When our companies are earning a healthy double-digit return on equity at home, why expand into other markets where the risk-return equation looks less attractive? Little wonder then that we haven’t built great multinational companies.
And most of Hong Kong’s companies are not exactly jumping up and down at the opportunities that China is promoting in its much vaunted Belt and Road plan. They simply do not offer the same returns that we are used to in Hong Kong.
When graduates can easily find a job in services making HK$15,000 a month, where’s the motivation to try their luck elsewhere? Especially in China, where there are millions of graduates fighting to work for just 6,000 yuan a month?
We are protecting our accumulated wealth, not investing for growth. We say that we are being prudent, but the real issue is we lack imagination. And we suffer from a “no can do” mentality.
For each of the opportunities above, experts will give you a dozen reasons why Hong Kong won’t succeed. “We can’t handle internal demand in Hong Kong already.”
“The labour unions won’t allow this.” “We already have too many university students without good jobs.” “Politically this can’t be done right now.” And so on.
It’s not too late. Relative to many mature markets, Hong Kong is still growing and vibrant. In the past few years, there has already been a growing sense of urgency among the business community that Hong Kong needs to start innovating. There is a greater realisation that we have been far too inward-focused.

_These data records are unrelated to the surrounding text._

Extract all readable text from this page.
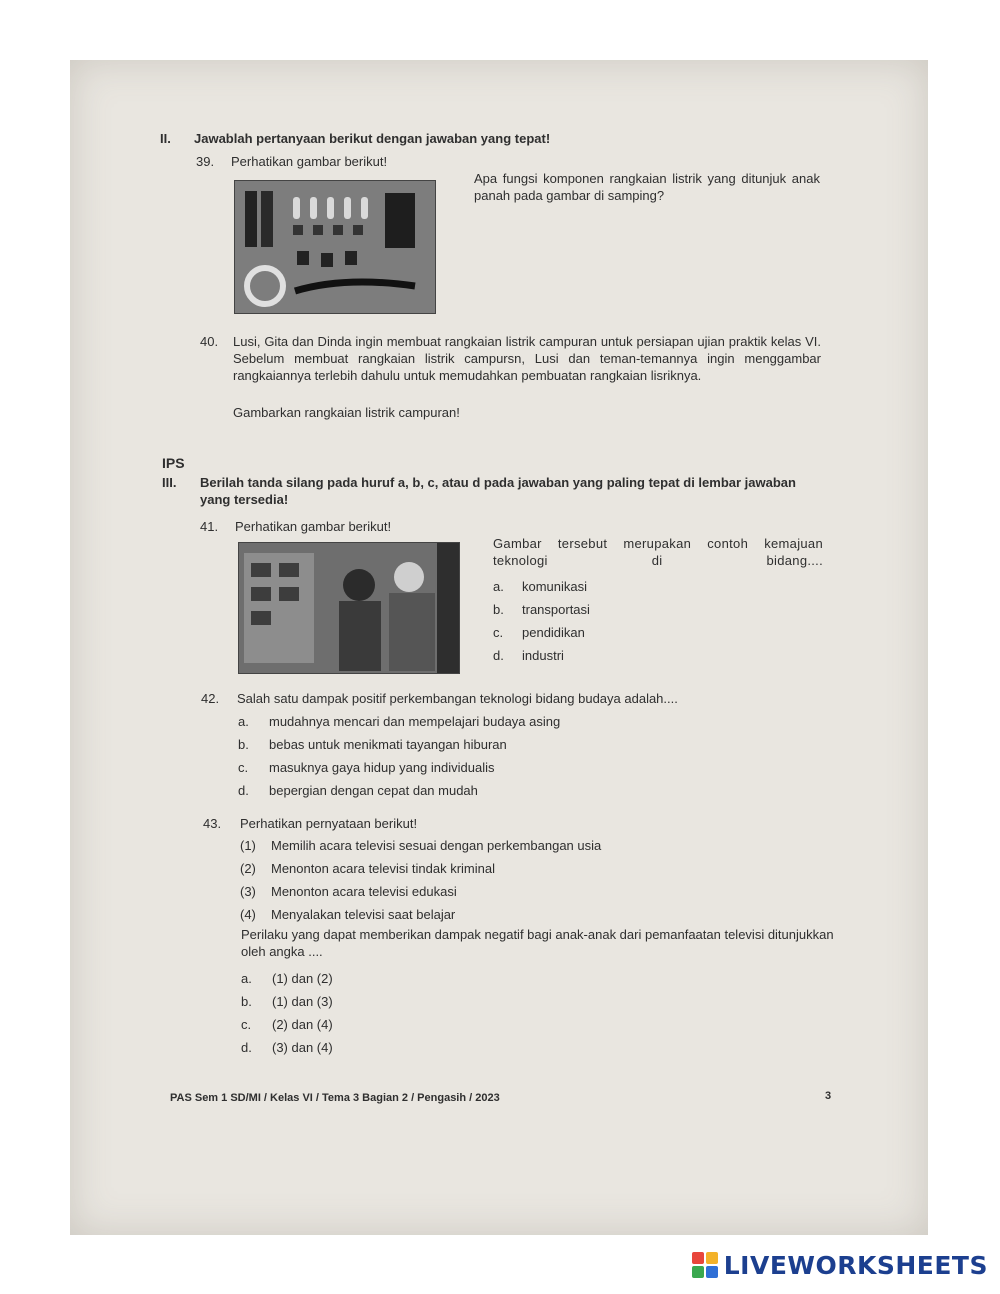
II. Jawablah pertanyaan berikut dengan jawaban yang tepat!
39. Perhatikan gambar berikut!
Apa fungsi komponen rangkaian listrik yang ditunjuk anak panah pada gambar di samping?
40. Lusi, Gita dan Dinda ingin membuat rangkaian listrik campuran untuk persiapan ujian praktik kelas VI. Sebelum membuat rangkaian listrik campursn, Lusi dan teman-temannya ingin menggambar rangkaiannya terlebih dahulu untuk memudahkan pembuatan rangkaian lisriknya.
Gambarkan rangkaian listrik campuran!
IPS
III. Berilah tanda silang pada huruf a, b, c, atau d pada jawaban yang paling tepat di lembar jawaban yang tersedia!
41. Perhatikan gambar berikut!
Gambar tersebut merupakan contoh kemajuan teknologi di bidang....
a. komunikasi
b. transportasi
c. pendidikan
d. industri
42. Salah satu dampak positif perkembangan teknologi bidang budaya adalah....
a. mudahnya mencari dan mempelajari budaya asing
b. bebas untuk menikmati tayangan hiburan
c. masuknya gaya hidup yang individualis
d. bepergian dengan cepat dan mudah
43. Perhatikan pernyataan berikut!
(1) Memilih acara televisi sesuai dengan perkembangan usia
(2) Menonton acara televisi tindak kriminal
(3) Menonton acara televisi edukasi
(4) Menyalakan televisi saat belajar
Perilaku yang dapat memberikan dampak negatif bagi anak-anak dari pemanfaatan televisi ditunjukkan oleh angka ....
a. (1) dan (2)
b. (1) dan (3)
c. (2) dan (4)
d. (3) dan (4)
PAS Sem 1 SD/MI / Kelas VI / Tema 3 Bagian 2 / Pengasih / 2023	3
LIVEWORKSHEETS
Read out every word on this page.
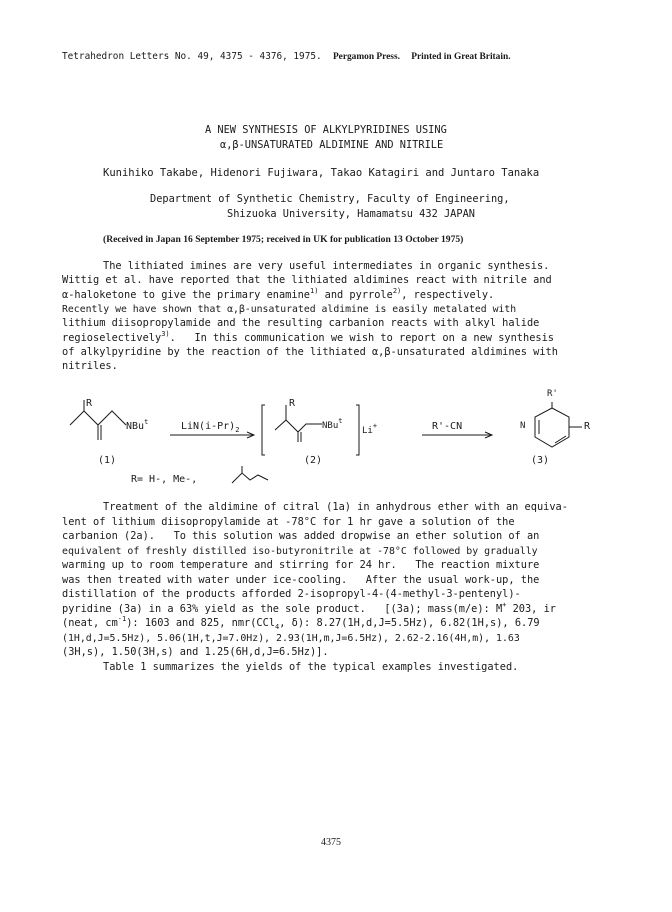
Tetrahedron Letters No. 49, 4375 - 4376, 1975. Pergamon Press. Printed in Great Britain.
A NEW SYNTHESIS OF ALKYLPYRIDINES USING
α,β-UNSATURATED ALDIMINE AND NITRILE
Kunihiko Takabe, Hidenori Fujiwara, Takao Katagiri and Juntaro Tanaka
Department of Synthetic Chemistry, Faculty of Engineering,
Shizuoka University, Hamamatsu 432 JAPAN
(Received in Japan 16 September 1975; received in UK for publication 13 October 1975)
The lithiated imines are very useful intermediates in organic synthesis.
Wittig et al. have reported that the lithiated aldimines react with nitrile and
α-haloketone to give the primary enamine$^{1)}$ and pyrrole$^{2)}$, respectively.
Recently we have shown that α,β-unsaturated aldimine is easily metalated with
lithium diisopropylamide and the resulting carbanion reacts with alkyl halide
regioselectively$^{3)}$.   In this communication we wish to report on a new synthesis
of alkylpyridine by the reaction of the lithiated α,β-unsaturated aldimines with
nitriles.
R
NBu$^t$	$LiN(i-Pr)_2$
R
NBu$^t$
Li+	R'-CN
R'
N	R
(1)	(2)	(3)
R= H-, Me-,
Treatment of the aldimine of citral (1a) in anhydrous ether with an equiva-
lent of lithium diisopropylamide at -78°C for 1 hr gave a solution of the
carbanion (2a).   To this solution was added dropwise an ether solution of an
equivalent of freshly distilled iso-butyronitrile at -78°C followed by gradually
warming up to room temperature and stirring for 24 hr.   The reaction mixture
was then treated with water under ice-cooling.   After the usual work-up, the
distillation of the products afforded 2-isopropyl-4-(4-methyl-3-pentenyl)-
pyridine (3a) in a 63% yield as the sole product.   [(3a); mass(m/e): M+ 203, ir
(neat, $cm^{-1}$): 1603 and 825, nmr(CCl$_4$, δ): 8.27(1H,d,J=5.5Hz), 6.82(1H,s), 6.79
(1H,d,J=5.5Hz), 5.06(1H,t,J=7.0Hz), 2.93(1H,m,J=6.5Hz), 2.62-2.16(4H,m), 1.63
(3H,s), 1.50(3H,s) and 1.25(6H,d,J=6.5Hz)].
Table 1 summarizes the yields of the typical examples investigated.
4375
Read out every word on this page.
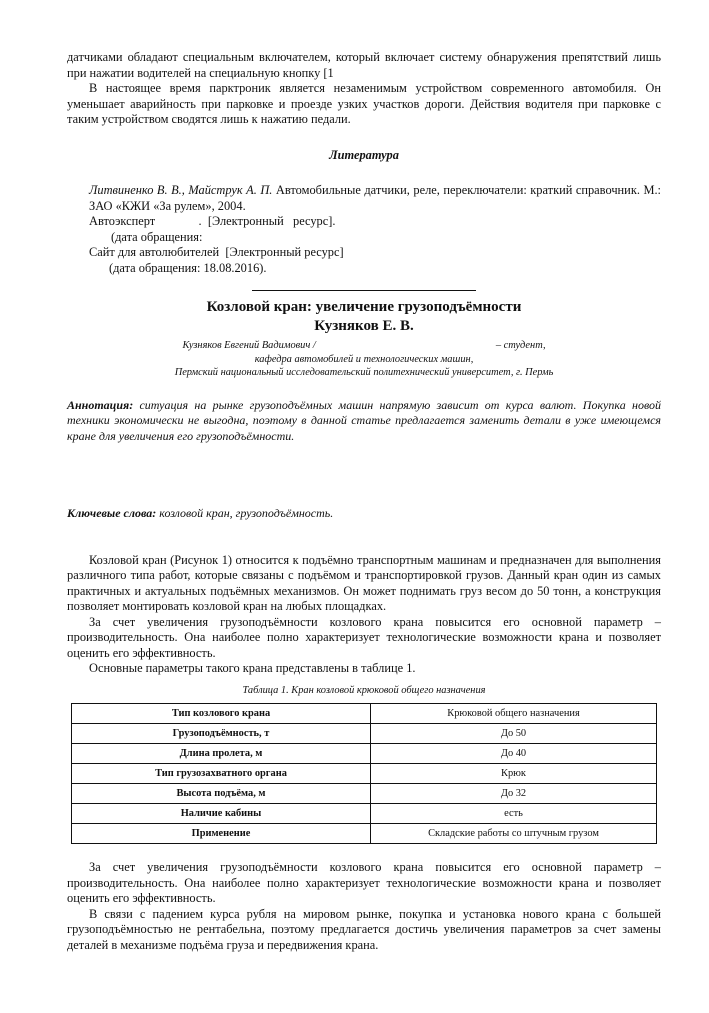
датчиками обладают специальным включателем, который включает систему обнаружения препятствий лишь при нажатии водителей на специальную кнопку [1

В настоящее время парктроник является незаменимым устройством современного автомобиля. Он уменьшает аварийность при парковке и проезде узких участков дороги. Действия водителя при парковке с таким устройством сводятся лишь к нажатию педали.

Литература

Литвиненко В. В., Майструк А. П. Автомобильные датчики, реле, переключатели: краткий справочник. М.: ЗАО «КЖИ «За рулем», 2004.

Автоэксперт              .  [Электронный   ресурс].

(дата обращения:

Сайт для автолюбителей  [Электронный ресурс]

(дата обращения: 18.08.2016).

Козловой кран: увеличение грузоподъёмности

Кузняков Е. В.

Кузняков Евгений Вадимович /	– студент,

кафедра автомобилей и технологических машин,

Пермский национальный исследовательский политехнический университет, г. Пермь

Аннотация: ситуация на рынке грузоподъёмных машин напрямую зависит от курса валют. Покупка новой техники экономически не выгодна, поэтому в данной статье предлагается заменить детали в уже имеющемся кране для увеличения его грузоподъёмности.

Ключевые слова: козловой кран, грузоподъёмность.

Козловой кран (Рисунок 1) относится к подъёмно транспортным машинам и предназначен для выполнения различного типа работ, которые связаны с подъёмом и транспортировкой грузов. Данный кран один из самых практичных и актуальных подъёмных механизмов. Он может поднимать груз весом до 50 тонн, а конструкция позволяет монтировать козловой кран на любых площадках.

За счет увеличения грузоподъёмности козлового крана повысится его основной параметр – производительность. Она наиболее полно характеризует технологические возможности крана и позволяет оценить его эффективность.

Основные параметры такого крана представлены в таблице 1.

Таблица 1. Кран козловой крюковой общего назначения

Тип козлового крана	Крюковой общего назначения
Грузоподъёмность, т	До 50
Длина пролета, м	До 40
Тип грузозахватного органа	Крюк
Высота подъёма, м	До 32
Наличие кабины	есть
Применение	Складские работы со штучным грузом

За счет увеличения грузоподъёмности козлового крана повысится его основной параметр – производительность. Она наиболее полно характеризует технологические возможности крана и позволяет оценить его эффективность.

В связи с падением курса рубля на мировом рынке, покупка и установка нового крана с большей грузоподъёмностью не рентабельна, поэтому предлагается достичь увеличения параметров за счет замены деталей в механизме подъёма груза и передвижения крана.
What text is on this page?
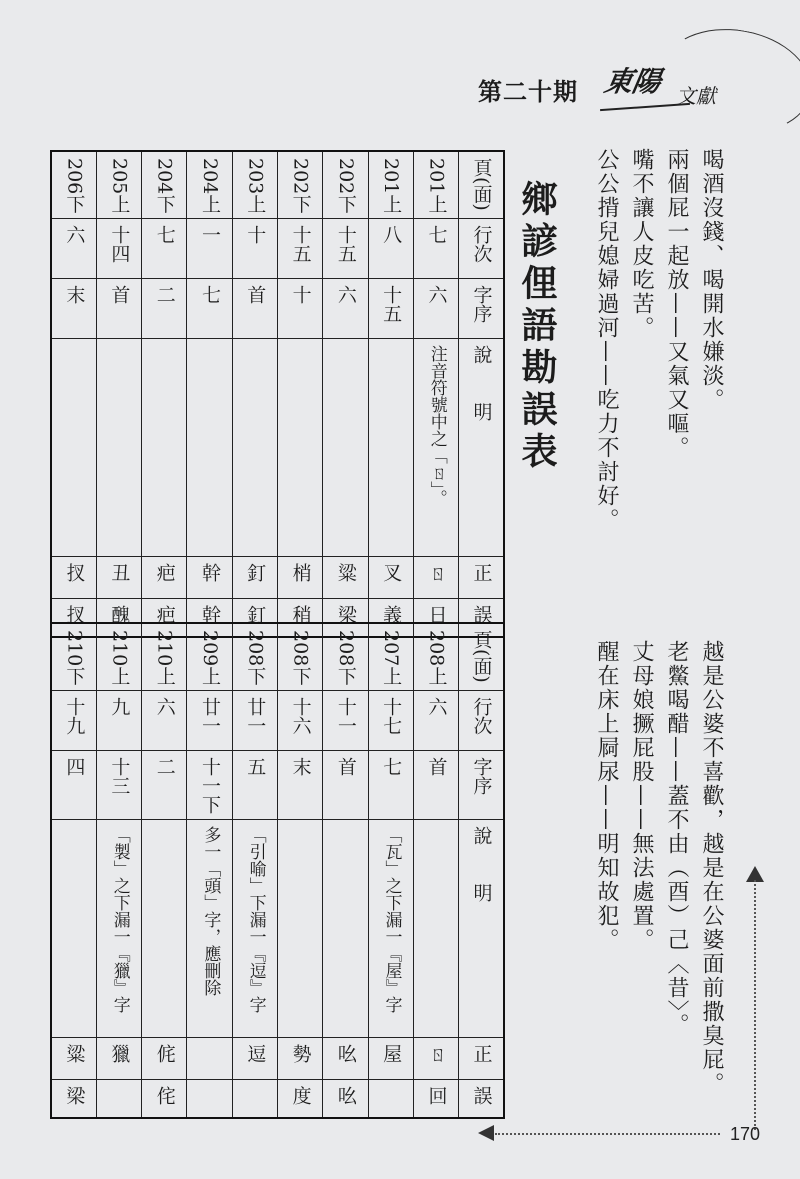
第二十期 東陽 文獻
206下	205上	204下	204上	203上	202下	202下	201上	201上	頁(面)
六	十四	七	一	十	十五	十五	八	七	行次
末	首	二	七	首	十	六	十五	六	字序
								注音符號中之「ㄖ」。	說　　明
扠	丑	疤	幹	釘	梢	粱	叉	ㄖ	正
扠	醜	疤	幹	釘	稍	梁	義	日	誤
210下	210上	210上	209上	208下	208下	208下	207上	208上	頁(面)
十九	九	六	廿一	廿一	十六	十一	十七	六	行次
四	十三	二	十一下	五	末	首	七	首	字序
	「製」之下漏一『獵』字		多一「頭」字，應刪除	「引喻」下漏一『逗』字			「瓦」之下漏一『屋』字		說　　明
粱	獵	侂		逗	勢	吆	屋	ㄖ	正
梁		侘			度	吆		回	誤
鄉諺俚語勘誤表	喝酒沒錢、喝開水嫌淡。
兩個屁一起放——又氣又嘔。
嘴不讓人皮吃苦。
公公揹兒媳婦過河——吃力不討好。
越是公婆不喜歡，越是在公婆面前撒臭屁。
老鱉喝醋——蓋不由（酉）己〈昔〉。
丈母娘撅屁股——無法處置。
醒在床上屙尿——明知故犯。
170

Imagine this: In 20 years’ time, we could be a shining example of an innovative city, having reinvented ourselves, again, and become a key player in the new world order. We will have unleashed the full potential of this highly cosmopolitan city against the backdrop of China’s economic powerhouse.
The alternative? Become an aging and divided city that continues to theorise about how much we should contribute to welfare and public housing.
Discuss how to split the stagnant economic pie instead of how to grow it. Debate whether Singapore and Shanghai are doing better than us.
There are few cities in the world that can match Hong Kong’s opportunity set. And it’s one that is ours to lose.
Joe Ngai is Managing Partner of McKinsey & Company’s Greater China Practice.